« Maitre du Kremlin », comme on se réfère souvent à Vladimir Poutine, celui-ci est certainement passé maître dans le maniement du gourdin… mais c’est aussi un colosse aux pieds d’argile. In fine, que peut-on esquisser des conséquences énergétiques de la crise actuellement orchestrée autour de l’Ukraine, en France et plus largement en Europe ?
La Russie, encore 2ème puissance militaire mondiale, dotée de l’arme atomique et autres missiles hypersoniques, regarde vers son passé avec nostalgie. Poutine n’a-t-il pas déclaré en 2005 que la chute de l’URSS a été la plus grande catastrophe géopolitique du 20ème siècle ? Mais la Russie, avec ses 140 millions d’habitants, n’est que la 12ème économie mondiale, avec un PIB égal à 50% de celui de la France, à un niveau comparable à celui de l’Australie ou du Brésil…
3e producteur de pétrole et de gaz naturel du monde, 6e pour le charbon, et surtout, 2e exportateur de pétrole et 1er exportateur de gaz naturel et 4e de charbon, la Russie est extrêmement dépendante de ses exportations de ressources naturelles, qu’elle pourrait difficilement risquer de mettre à mal.

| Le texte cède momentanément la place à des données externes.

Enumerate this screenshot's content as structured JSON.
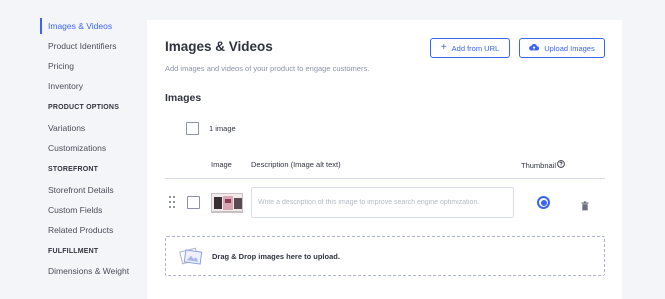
{
  "sidebar": {
    "items": [
      {
        "label": "Images & Videos",
        "active": true
      },
      {
        "label": "Product Identifiers"
      },
      {
        "label": "Pricing"
      },
      {
        "label": "Inventory"
      },
      {
        "label": "Variations"
      },
      {
        "label": "Customizations"
      },
      {
        "label": "Storefront Details"
      },
      {
        "label": "Custom Fields"
      },
      {
        "label": "Related Products"
      },
      {
        "label": "Dimensions & Weight"
      }
    ],
    "headings": {
      "product_options": "PRODUCT OPTIONS",
      "storefront": "STOREFRONT",
      "fulfillment": "FULFILLMENT"
    }
  },
  "main": {
    "title": "Images & Videos",
    "subtitle": "Add images and videos of your product to engage customers.",
    "add_url_label": "Add from URL",
    "upload_label": "Upload Images",
    "section_title": "Images",
    "image_count_label": "1 image",
    "table": {
      "headers": {
        "image": "Image",
        "description": "Description (Image alt text)",
        "thumbnail": "Thumbnail"
      },
      "rows": [
        {
          "description_placeholder": "Write a description of this image to improve search engine optimization.",
          "thumbnail_selected": true
        }
      ]
    },
    "dropzone_label": "Drag & Drop images here to upload."
  },
  "colors": {
    "accent": "#3c64f4",
    "text": "#313440",
    "muted": "#8c93a8",
    "border": "#d9dce9",
    "background": "#f4f5f8"
  },
  "icons": {
    "add_url": "plus-icon",
    "upload": "cloud-upload-icon",
    "thumbnail_help": "help-circle-icon",
    "drag": "drag-handle-icon",
    "delete": "trash-icon",
    "dropzone": "image-upload-icon"
  }
}
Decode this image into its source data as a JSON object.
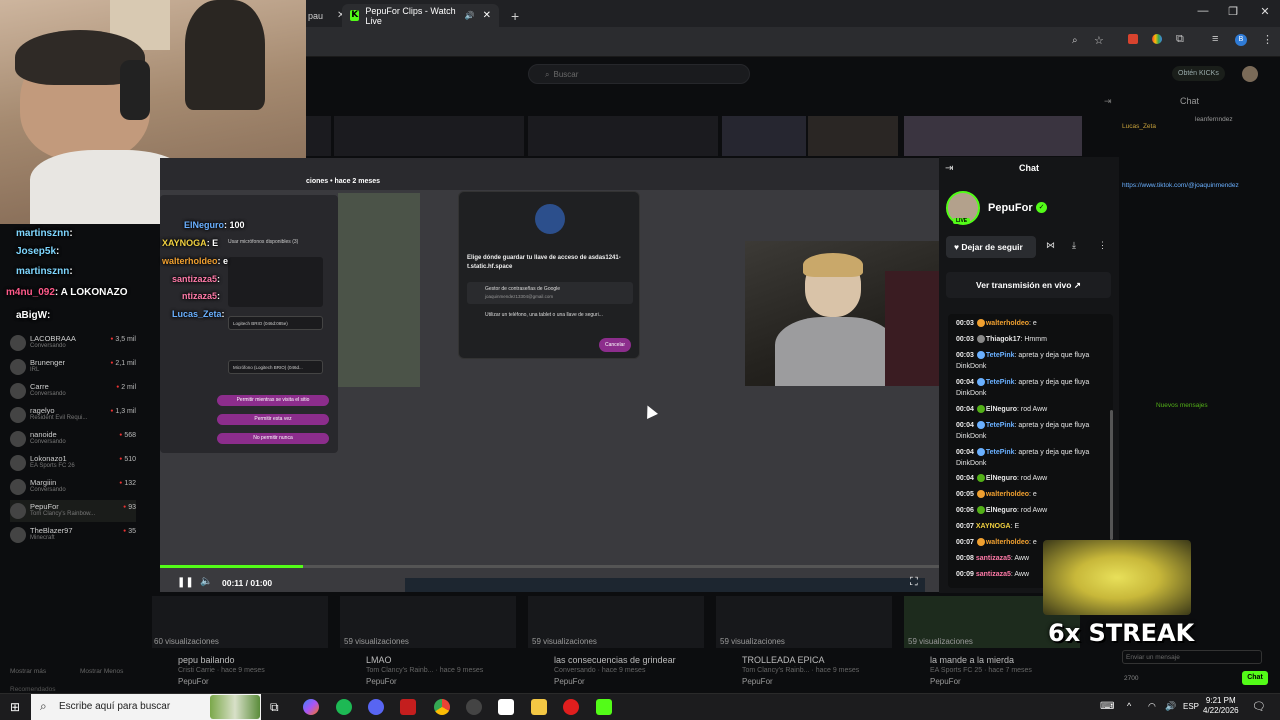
{
  "browser": {
    "tab_partial": "pau",
    "tab_active": "PepuFor Clips - Watch Live",
    "new_tab": "+",
    "close_glyph": "✕"
  },
  "page": {
    "search_placeholder": "Buscar",
    "get_kicks": "Obtén KICKs",
    "bg_chat_title": "Chat",
    "bg_chat_user": "Lucas_Zeta",
    "bg_chat_user2": "leanfernndez",
    "bg_chat_link": "https://www.tiktok.com/@joaquinmendez",
    "bg_new_messages": "Nuevos mensajes"
  },
  "sidebar": {
    "items": [
      {
        "name": "LACOBRAAA",
        "sub": "Conversando",
        "count": "3,5 mil"
      },
      {
        "name": "Brunenger",
        "sub": "IRL",
        "count": "2,1 mil"
      },
      {
        "name": "Carre",
        "sub": "Conversando",
        "count": "2 mil"
      },
      {
        "name": "ragelyo",
        "sub": "Resident Evil Requi...",
        "count": "1,3 mil"
      },
      {
        "name": "nanoide",
        "sub": "Conversando",
        "count": "568"
      },
      {
        "name": "Lokonazo1",
        "sub": "EA Sports FC 26",
        "count": "510"
      },
      {
        "name": "Margiiin",
        "sub": "Conversando",
        "count": "132"
      },
      {
        "name": "PepuFor",
        "sub": "Tom Clancy's Rainbow...",
        "count": "93"
      },
      {
        "name": "TheBlazer97",
        "sub": "Minecraft",
        "count": "35"
      }
    ],
    "show_more": "Mostrar más",
    "show_less": "Mostrar Menos",
    "recommended": "Recomendados"
  },
  "overlay_chat": [
    {
      "user": "martinsznn",
      "text": ":"
    },
    {
      "user": "Josep5k",
      "text": ":"
    },
    {
      "user": "martinsznn",
      "text": ":"
    },
    {
      "user": "m4nu_092",
      "text": ": A LOKONAZO"
    },
    {
      "user": "aBigW",
      "text": ":"
    }
  ],
  "overlay_chat2": [
    {
      "user": "ElNeguro",
      "text": ": 100"
    },
    {
      "user": "XAYNOGA",
      "text": ": E"
    },
    {
      "user": "walterholdeo",
      "text": ": e"
    },
    {
      "user": "santizaza5",
      "text": ":"
    },
    {
      "user": "ntizaza5",
      "text": ":"
    },
    {
      "user": "Lucas_Zeta",
      "text": ":"
    }
  ],
  "video": {
    "title_fragment": "ciones • hace 2 meses",
    "pw_dialog_title": "Elige dónde guardar tu llave de acceso de asdas1241-t.static.hf.space",
    "pw_option1": "Gestor de contraseñas de Google",
    "pw_option1_sub": "joaquinmendez13304@gmail.com",
    "pw_option2": "Utilizar un teléfono, una tablet o una llave de seguri...",
    "pw_cancel": "Cancelar",
    "perm_cam": "Logitech BRIO (046d:085e)",
    "perm_mic": "Micrófono (Logitech BRIO) (046d...",
    "perm_allow_always": "Permitir mientras se visita el sitio",
    "perm_allow_once": "Permitir esta vez",
    "perm_deny": "No permitir nunca",
    "perm_cams_available": "Usar micrófonos disponibles (3)",
    "progress_percent": 18.3,
    "timecode": "00:11 / 01:00"
  },
  "chat": {
    "title": "Chat",
    "channel_name": "PepuFor",
    "live_badge": "LIVE",
    "unfollow": "Dejar de seguir",
    "watch_live": "Ver transmisión en vivo",
    "messages": [
      {
        "time": "00:03",
        "user": "walterholdeo",
        "text": ": e",
        "color": "#f0a030"
      },
      {
        "time": "00:03",
        "user": "Thiagok17",
        "text": ": Hmmm",
        "color": "#e6e6e6"
      },
      {
        "time": "00:03",
        "user": "TetePink",
        "text": ": apreta y deja que fluya DinkDonk",
        "color": "#6ab0ff"
      },
      {
        "time": "00:04",
        "user": "TetePink",
        "text": ": apreta y deja que fluya DinkDonk",
        "color": "#6ab0ff"
      },
      {
        "time": "00:04",
        "user": "ElNeguro",
        "text": ": rod Aww",
        "color": "#e6e6e6"
      },
      {
        "time": "00:04",
        "user": "TetePink",
        "text": ": apreta y deja que fluya DinkDonk",
        "color": "#6ab0ff"
      },
      {
        "time": "00:04",
        "user": "TetePink",
        "text": ": apreta y deja que fluya DinkDonk",
        "color": "#6ab0ff"
      },
      {
        "time": "00:04",
        "user": "ElNeguro",
        "text": ": rod Aww",
        "color": "#e6e6e6"
      },
      {
        "time": "00:05",
        "user": "walterholdeo",
        "text": ": e",
        "color": "#f0a030"
      },
      {
        "time": "00:06",
        "user": "ElNeguro",
        "text": ": rod Aww",
        "color": "#e6e6e6"
      },
      {
        "time": "00:07",
        "user": "XAYNOGA",
        "text": ": E",
        "color": "#f0d040"
      },
      {
        "time": "00:07",
        "user": "walterholdeo",
        "text": ": e",
        "color": "#f0a030"
      },
      {
        "time": "00:08",
        "user": "santizaza5",
        "text": ": Aww",
        "color": "#ff7aa8"
      },
      {
        "time": "00:09",
        "user": "santizaza5",
        "text": ": Aww",
        "color": "#ff7aa8"
      }
    ]
  },
  "streak": "6x STREAK",
  "bg_thumbs": [
    {
      "views": "60 visualizaciones",
      "title": "pepu bailando",
      "cat": "Cristi Carrie · hace 9 meses",
      "ch": "PepuFor"
    },
    {
      "views": "59 visualizaciones",
      "title": "LMAO",
      "cat": "Tom Clancy's Rainb... · hace 9 meses",
      "ch": "PepuFor"
    },
    {
      "views": "59 visualizaciones",
      "title": "las consecuencias de grindear",
      "cat": "Conversando · hace 9 meses",
      "ch": "PepuFor"
    },
    {
      "views": "59 visualizaciones",
      "title": "TROLLEADA EPICA",
      "cat": "Tom Clancy's Rainb... · hace 9 meses",
      "ch": "PepuFor"
    },
    {
      "views": "59 visualizaciones",
      "title": "la mande a la mierda",
      "cat": "EA Sports FC 25 · hace 7 meses",
      "ch": "PepuFor"
    }
  ],
  "taskbar": {
    "search_placeholder": "Escribe aquí para buscar",
    "lang": "ESP",
    "time": "9:21 PM",
    "date": "4/22/2026"
  },
  "bg_chat_actions": {
    "count": "2700",
    "send": "Chat",
    "input_placeholder": "Enviar un mensaje"
  }
}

Les termes de cette équation sont donc limpides, et la dépendance de l’Europe aux importations de gaz et de produits pétroliers russes est à mettre en miroir à celle de la Russie à l’Europe.
L’introduction ci-dessus était déjà écrite le 24 février dernier, avant le lancement de l’invasion de l’Ukraine par Vladimir Poutine… mais là où la suite de l’article allait être basée sur l’hypothèse d’une approche rationnelle par Poutine et son cercle, les évènements de ces 2 dernières semaines ont complètement rebattu les cartes !
Où en sommes-nous ?
Avec un sens du timing implacable, Poutine a attendu le lendemain de la clôture des Jeux Olympiques de Pékin le dimanche 20 février pour lancer son processus diabolique – histoire de ne pas froisser son allié objectif contre l’Occident qu’est Xi Jinping–: annonce de la reconnaissance des « républiques populaires » de Donetsk et de Lougansk dès le lundi 21, signature d’accords d’amitié, de coopération et d’assistance dans la foulée, et annonce de l’envoi de forces de « maintien de la paix » russes… des mouvements de jeu d’échec encore « rationnels » en apparence, que certains cyniques, comme Trump, ont qualifié de « génie » !
Mais ensuite, sans doute terrassé par le souvenir et sa haine de la révolution ukrainienne de 2014 (révolution de Maïdan), qui avait culminé avec la destitution du président pro-russe Ianoukovytch le 22 février 2014, et sa fuite vers la Russie le 23 février justement, Poutine n’a pas pu se retenir plus longtemps de vouloir renverser par la force le gouvernement pro-européen qui dirige l’Ukraine depuis cette date – et qui représente à ses yeux un très mauvais exemple pour son propre peuple, soumis à des dictatures de toutes natures, sans discontinuer, depuis la nuit des temps… les tsars, les dirigeants soviétiques, et maintenant le « petit » tsar Poutine.
Son discours annonçant l’invasion de l’Ukraine le jeudi 24 février à l’aube était le coup d’envoi d’évènements plus vus en Europe depuis 1945 : déchainement de violence militaire aveugle contre les civils ukrainiens avec un prétexte surréaliste (« dénazification » de l’Ukraine, fin du génocide dans le Donbass…).
Une nouvelle ère mondiale venait de s’ouvrir, mais l’Occident – Europe et États-Unis – ont alors fait montre d’une détermination qui a dû surprendre Poutine : mise au ban économique et financière sans précédent de la Russie, rupture des relations bancaires, aériennes, maritimes, culturelles etc.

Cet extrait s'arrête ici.